Localizing and customizing Pipeline Narrator

Martin Blomberg

Latest update: 2006-08-24

Introduction

The purpose of this document is to give anyone trying to localize Pipeline Narrator clues of where to find localizable features, and of which files to edit or create new versions of. Localizing Pipeline Narrator means adjusting Pipeline Narrator to produce digital talking books in languages not yet covered by Narrator. It could as well mean localizing the user interface. The sections Narrator Transformer Localization and User Interface Localization describe each of those tasks. Note: user interface localization is not necessary in order to localize the production of books.

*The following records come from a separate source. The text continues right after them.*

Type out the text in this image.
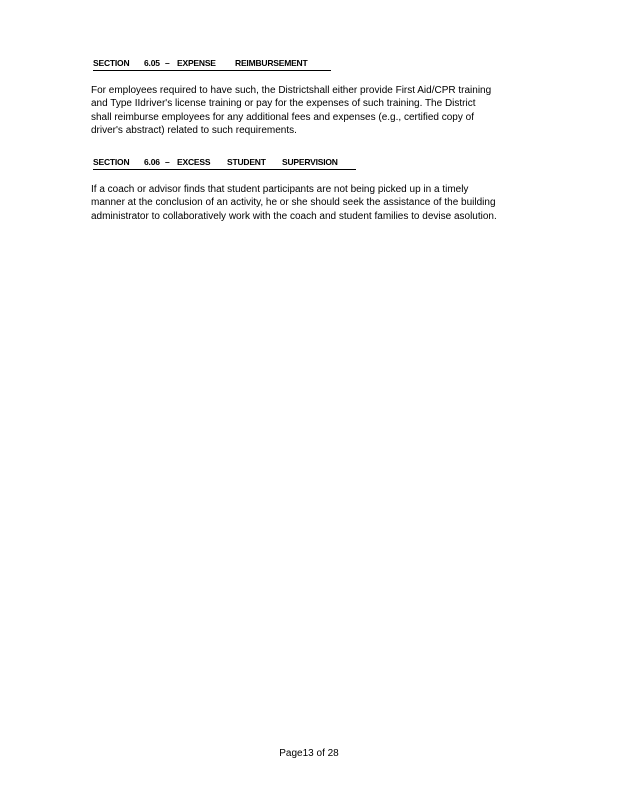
SECTION 6.05 – EXPENSE REIMBURSEMENT
For employees required to have such, the Districtshall either provide First Aid/CPR training
and Type IIdriver's license training or pay for the expenses of such training. The District
shall reimburse employees for any additional fees and expenses (e.g., certified copy of
driver's abstract) related to such requirements.
SECTION 6.06 – EXCESS STUDENT SUPERVISION
If a coach or advisor finds that student participants are not being picked up in a timely
manner at the conclusion of an activity, he or she should seek the assistance of the building
administrator to collaboratively work with the coach and student families to devise asolution.
Page13 of 28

You'll have several chances to fill in language codes when localizing Narrator. These language codes are the lower-case, two-letter codes as defined by ISO-639. You can find a full list of these codes at a number of sites, such as: http://www.loc.gov/standards/iso639-2/englangn.html.

Note: This document is not transformer documentation - to learn more about each one of the transformers, please read the respective transformer documentation which should be found in in the doc/transformers/ directory.

Available Localizations

There is no neat way of finding out what localizations are available in your Pipeline Narrator installation. The easiest way is to examine the files in each transformer directory and see what they contain, or run a book with xml:lang="xx", where xx is your language code, and see what comes out.

Default Configuration

Pipeline Narrator is supposed to work for English texts out of the box. The default configuration is what's used at TPB when producing university level course literature in English. There are more settings than the localizable to tweak, and they're described elsewhere. Please read each transformer documentation to learn more.

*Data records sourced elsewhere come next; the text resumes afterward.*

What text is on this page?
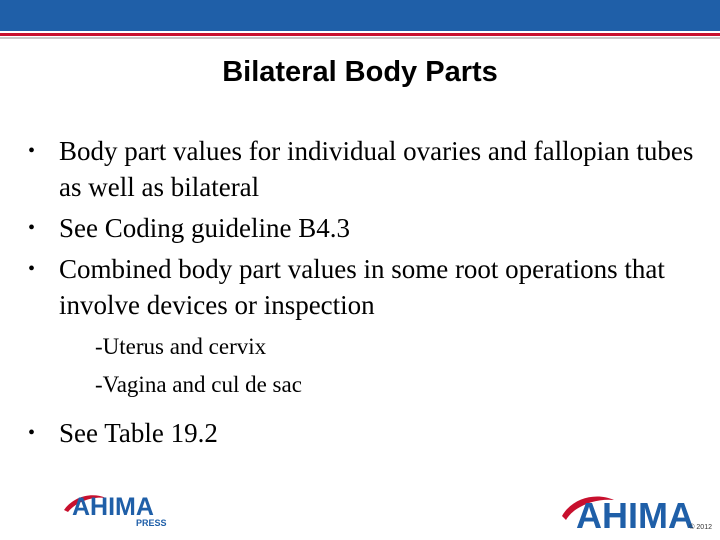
Bilateral Body Parts
• Body part values for individual ovaries and fallopian tubes as well as bilateral
• See Coding guideline B4.3
• Combined body part values in some root operations that involve devices or inspection
-Uterus and cervix
-Vagina and cul de sac
• See Table 19.2
AHIMA
PRESS	AHIMA
© 2012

Narrator Transformer Localization

Abbreviation and Acronym Detection (se_tpb_xmldetection)

Transformer documentation.

se_tpb_xmldetection is a highly language dependant transformer when used for abbreviation and acronym detection (see Sentence Detection for other usage). Despite the transformer name, it isn't really xml that is detected, but rather patterns and strings in the text. Such patterns and strings are defined in certain language files that reside in ../../transformers/se_tpb_xmldetection/lang/. The language files contain abbreviations, acronyms and initialisms together with their corresponding expansions, for the TTS to read. That way, the TTS may be able to say "that is" instead of just "i e", and so on.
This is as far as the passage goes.